6 Aug, 2014 By: Erik Gruenwedel

Warner Bros. Home Entertainment Aug. 6 reported a near 27% increase in second-quarter (ended June 30) revenue to $563 million from home video and digital distribution of theatrical movies, compared with $444 million during the prior-year period.

Through the first half of the year, the home entertainment studio has generated almost $1 billion ($945 million) in revenue selling movies, which is up 5% from a year ago.

Principal drivers included packaged-media and electronic sellthrough releases of The Hobbit: The Desolation of Smaug and The Lego Movie (the latter released June 17) and growth in license fees from television production.

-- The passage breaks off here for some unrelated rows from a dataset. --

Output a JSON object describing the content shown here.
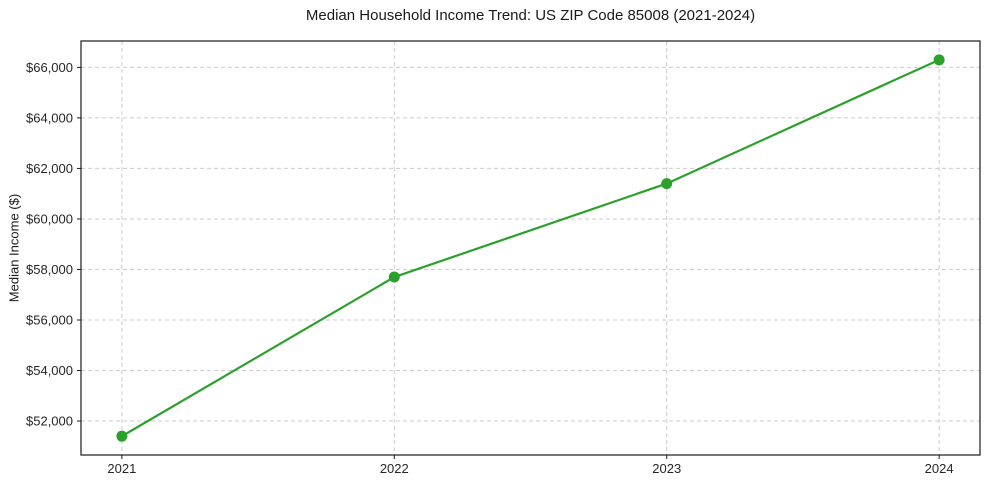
{
  "figure": {
    "background": "#ffffff"
  },
  "chart_data": {
    "type": "line",
    "title": "Median Household Income Trend: US ZIP Code 85008 (2021-2024)",
    "xlabel": "",
    "ylabel": "Median Income ($)",
    "x": [
      2021,
      2022,
      2023,
      2024
    ],
    "x_tick_labels": [
      "2021",
      "2022",
      "2023",
      "2024"
    ],
    "series": [
      {
        "name": "median-household-income",
        "values": [
          51400,
          57700,
          61400,
          66300
        ],
        "color": "#2ca02c",
        "marker": "circle"
      }
    ],
    "y_ticks": [
      52000,
      54000,
      56000,
      58000,
      60000,
      62000,
      64000,
      66000
    ],
    "y_tick_labels": [
      "$52,000",
      "$54,000",
      "$56,000",
      "$58,000",
      "$60,000",
      "$62,000",
      "$64,000",
      "$66,000"
    ],
    "xlim": [
      2020.85,
      2024.15
    ],
    "ylim": [
      50655,
      67045
    ],
    "grid": true,
    "grid_style": "dashed",
    "grid_color": "#cccccc",
    "spine_color": "#1a1a1a",
    "legend": "none",
    "background": "#ffffff"
  }
}
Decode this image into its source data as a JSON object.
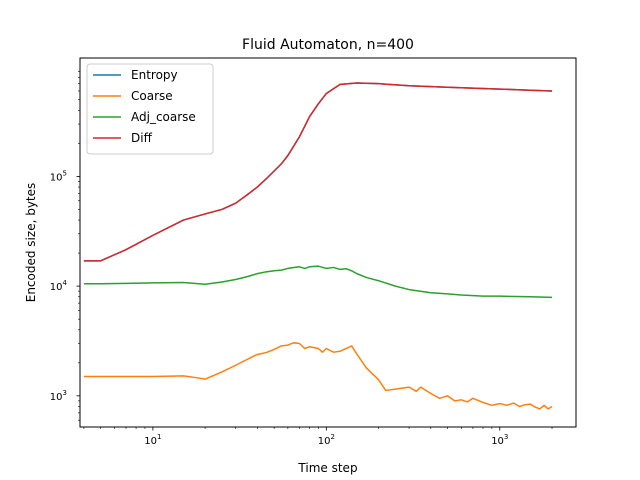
{
  "chart_data": {
    "type": "line",
    "title": "Fluid Automaton, n=400",
    "xlabel": "Time step",
    "ylabel": "Encoded size, bytes",
    "xscale": "log",
    "yscale": "log",
    "xlim": [
      3.8,
      2750
    ],
    "ylim": [
      520,
      1200000
    ],
    "x_ticks": [
      {
        "value": 10,
        "base": "10",
        "exp": "1"
      },
      {
        "value": 100,
        "base": "10",
        "exp": "2"
      },
      {
        "value": 1000,
        "base": "10",
        "exp": "3"
      }
    ],
    "y_ticks": [
      {
        "value": 1000,
        "base": "10",
        "exp": "3"
      },
      {
        "value": 10000,
        "base": "10",
        "exp": "4"
      },
      {
        "value": 100000,
        "base": "10",
        "exp": "5"
      }
    ],
    "grid": false,
    "legend_position": "top-left",
    "series": [
      {
        "name": "Entropy",
        "color": "#1f77b4",
        "x": [
          4,
          5,
          7,
          10,
          15,
          20,
          25,
          30,
          35,
          40,
          45,
          50,
          55,
          60,
          70,
          80,
          90,
          100,
          120,
          150,
          200,
          300,
          500,
          1000,
          1500,
          2000
        ],
        "y": [
          17000,
          17000,
          21500,
          29000,
          40000,
          45500,
          50000,
          57000,
          68000,
          80000,
          95000,
          112000,
          130000,
          155000,
          230000,
          350000,
          460000,
          570000,
          690000,
          710000,
          700000,
          670000,
          650000,
          625000,
          610000,
          600000
        ]
      },
      {
        "name": "Coarse",
        "color": "#ff7f0e",
        "x": [
          4,
          5,
          7,
          10,
          15,
          18,
          20,
          25,
          30,
          35,
          38,
          40,
          45,
          50,
          55,
          60,
          65,
          70,
          75,
          80,
          85,
          90,
          95,
          100,
          110,
          120,
          130,
          140,
          150,
          170,
          200,
          220,
          250,
          300,
          330,
          350,
          400,
          450,
          500,
          550,
          600,
          650,
          700,
          800,
          900,
          1000,
          1100,
          1200,
          1300,
          1400,
          1500,
          1600,
          1700,
          1800,
          1900,
          2000
        ],
        "y": [
          1500,
          1500,
          1500,
          1500,
          1520,
          1460,
          1420,
          1650,
          1900,
          2150,
          2300,
          2380,
          2480,
          2650,
          2850,
          2900,
          3050,
          3000,
          2700,
          2800,
          2750,
          2700,
          2500,
          2700,
          2500,
          2550,
          2700,
          2850,
          2400,
          1800,
          1400,
          1120,
          1150,
          1200,
          1100,
          1200,
          1050,
          950,
          1000,
          900,
          920,
          880,
          950,
          870,
          820,
          850,
          820,
          860,
          800,
          830,
          840,
          790,
          760,
          820,
          760,
          800
        ]
      },
      {
        "name": "Adj_coarse",
        "color": "#2ca02c",
        "x": [
          4,
          5,
          7,
          10,
          15,
          20,
          25,
          30,
          35,
          40,
          45,
          50,
          55,
          60,
          70,
          75,
          80,
          90,
          100,
          110,
          120,
          130,
          140,
          150,
          170,
          200,
          250,
          300,
          400,
          500,
          600,
          800,
          1000,
          1500,
          2000
        ],
        "y": [
          10500,
          10500,
          10600,
          10700,
          10800,
          10400,
          10900,
          11500,
          12200,
          13000,
          13500,
          13800,
          14000,
          14500,
          15000,
          14500,
          15000,
          15200,
          14500,
          14800,
          14200,
          14400,
          13800,
          13000,
          12000,
          11200,
          10000,
          9300,
          8700,
          8500,
          8300,
          8100,
          8100,
          8000,
          7900
        ]
      },
      {
        "name": "Diff",
        "color": "#d62728",
        "x": [
          4,
          5,
          7,
          10,
          15,
          20,
          25,
          30,
          35,
          40,
          45,
          50,
          55,
          60,
          70,
          80,
          90,
          100,
          120,
          150,
          200,
          300,
          500,
          1000,
          1500,
          2000
        ],
        "y": [
          17000,
          17000,
          21500,
          29000,
          40000,
          45500,
          50000,
          57000,
          68000,
          80000,
          95000,
          112000,
          130000,
          155000,
          230000,
          350000,
          460000,
          570000,
          690000,
          710000,
          700000,
          670000,
          650000,
          625000,
          610000,
          600000
        ]
      }
    ]
  }
}
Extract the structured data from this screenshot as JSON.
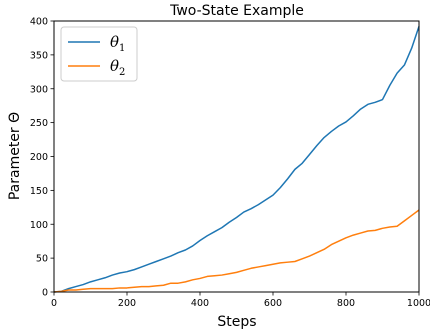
{
  "chart_data": {
    "type": "line",
    "title": "Two-State Example",
    "xlabel": "Steps",
    "ylabel": "Parameter Θ",
    "xlim": [
      0,
      1000
    ],
    "ylim": [
      0,
      400
    ],
    "xticks": [
      0,
      200,
      400,
      600,
      800,
      1000
    ],
    "yticks": [
      0,
      50,
      100,
      150,
      200,
      250,
      300,
      350,
      400
    ],
    "grid": false,
    "legend_position": "top-left",
    "series": [
      {
        "name": "θ1",
        "name_base": "θ",
        "name_sub": "1",
        "color": "#1f77b4",
        "x": [
          20,
          40,
          60,
          80,
          100,
          120,
          140,
          160,
          180,
          200,
          220,
          240,
          260,
          280,
          300,
          320,
          340,
          360,
          380,
          400,
          420,
          440,
          460,
          480,
          500,
          520,
          540,
          560,
          580,
          600,
          620,
          640,
          660,
          680,
          700,
          720,
          740,
          760,
          780,
          800,
          820,
          840,
          860,
          880,
          900,
          920,
          940,
          960,
          980,
          1000
        ],
        "y": [
          1,
          5,
          8,
          11,
          15,
          18,
          21,
          25,
          28,
          30,
          33,
          37,
          41,
          45,
          49,
          53,
          58,
          62,
          68,
          76,
          83,
          89,
          95,
          103,
          110,
          118,
          123,
          129,
          136,
          143,
          154,
          167,
          181,
          190,
          203,
          216,
          228,
          237,
          245,
          251,
          260,
          270,
          277,
          280,
          284,
          305,
          323,
          335,
          360,
          392
        ]
      },
      {
        "name": "θ2",
        "name_base": "θ",
        "name_sub": "2",
        "color": "#ff7f0e",
        "x": [
          20,
          40,
          60,
          80,
          100,
          120,
          140,
          160,
          180,
          200,
          220,
          240,
          260,
          280,
          300,
          320,
          340,
          360,
          380,
          400,
          420,
          440,
          460,
          480,
          500,
          520,
          540,
          560,
          580,
          600,
          620,
          640,
          660,
          680,
          700,
          720,
          740,
          760,
          780,
          800,
          820,
          840,
          860,
          880,
          900,
          920,
          940,
          960,
          980,
          1000
        ],
        "y": [
          1,
          3,
          3,
          4,
          5,
          5,
          5,
          5,
          6,
          6,
          7,
          8,
          8,
          9,
          10,
          13,
          13,
          15,
          18,
          20,
          23,
          24,
          25,
          27,
          29,
          32,
          35,
          37,
          39,
          41,
          43,
          44,
          45,
          49,
          53,
          58,
          63,
          70,
          75,
          80,
          84,
          87,
          90,
          91,
          94,
          96,
          97,
          105,
          113,
          121
        ]
      }
    ]
  }
}
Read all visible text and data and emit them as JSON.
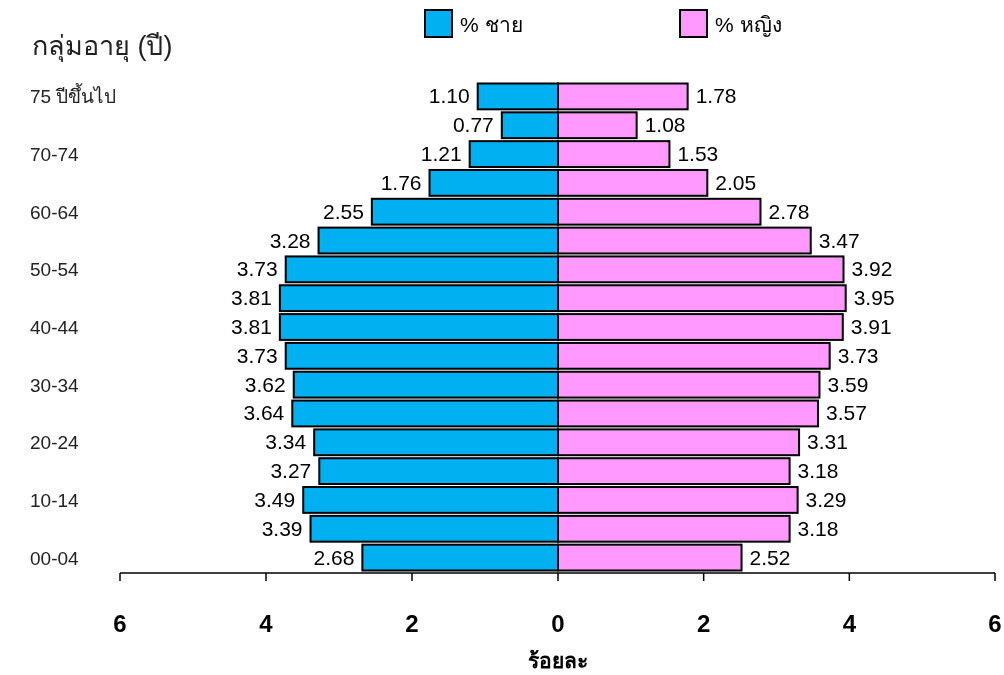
{
  "chart_data": [
    {
      "type": "bar",
      "orientation": "horizontal",
      "title": "กลุ่มอายุ (ปี)",
      "xlabel": "ร้อยละ",
      "categories": [
        "75 ปีขึ้นไป",
        null,
        "70-74",
        null,
        "60-64",
        null,
        "50-54",
        null,
        "40-44",
        null,
        "30-34",
        null,
        "20-24",
        null,
        "10-14",
        null,
        "00-04"
      ],
      "series": [
        {
          "name": "% ชาย",
          "color": "#00b0f0",
          "values": [
            1.1,
            0.77,
            1.21,
            1.76,
            2.55,
            3.28,
            3.73,
            3.81,
            3.81,
            3.73,
            3.62,
            3.64,
            3.34,
            3.27,
            3.49,
            3.39,
            2.68
          ],
          "value_labels": [
            "1.10",
            "0.77",
            "1.21",
            "1.76",
            "2.55",
            "3.28",
            "3.73",
            "3.81",
            "3.81",
            "3.73",
            "3.62",
            "3.64",
            "3.34",
            "3.27",
            "3.49",
            "3.39",
            "2.68"
          ]
        }
      ],
      "xlim": [
        6,
        0
      ],
      "xticks": [
        6,
        4,
        2,
        0
      ],
      "grid": false,
      "legend": "top"
    },
    {
      "type": "bar",
      "orientation": "horizontal",
      "categories": [
        null,
        null,
        null,
        null,
        null,
        null,
        null,
        null,
        null,
        null,
        null,
        null,
        null,
        null,
        null,
        null,
        null
      ],
      "series": [
        {
          "name": "% หญิง",
          "color": "#ff99ff",
          "values": [
            1.78,
            1.08,
            1.53,
            2.05,
            2.78,
            3.47,
            3.92,
            3.95,
            3.91,
            3.73,
            3.59,
            3.57,
            3.31,
            3.18,
            3.29,
            3.18,
            2.52
          ],
          "value_labels": [
            "1.78",
            "1.08",
            "1.53",
            "2.05",
            "2.78",
            "3.47",
            "3.92",
            "3.95",
            "3.91",
            "3.73",
            "3.59",
            "3.57",
            "3.31",
            "3.18",
            "3.29",
            "3.18",
            "2.52"
          ]
        }
      ],
      "xlim": [
        0,
        6
      ],
      "xticks": [
        2,
        4,
        6
      ],
      "grid": false,
      "legend": "top",
      "tick_labels": "x"
    }
  ]
}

The Warner Bros. unit also generated $110 million distributing Warner Bros. Television both physically and digitally, which was down from $147 million a year ago. Indeed, packaged media sales and physical rental declined modestly in the quarter, offset in part by a 32% increase digital movie sales, according to CFO Howard Averill.

"We remain encouraged with the continued digital transition in home entertainment," Averill said on the fiscal call with analysts.

Overall studio operating income increased 29% ($53 million) to $234 million. Revenue declined 2% ($71 million) to $2.9 billion mainly due to softer theatrical performances in the quarter compared to the prior year’s theatrical slate, which included Man of Steel, The Hangover Part III and The Great Gatsby.

It was the studio's most profitable quarter in 10 years.

Separately, HBO said it grew revenue 17% ($201 million) to $1.4 billion primarily due to inaugural SVOD licensing of select original programming to Amazon Prime Instant Video. Operating income increased 19% ($89 million) to $548 million.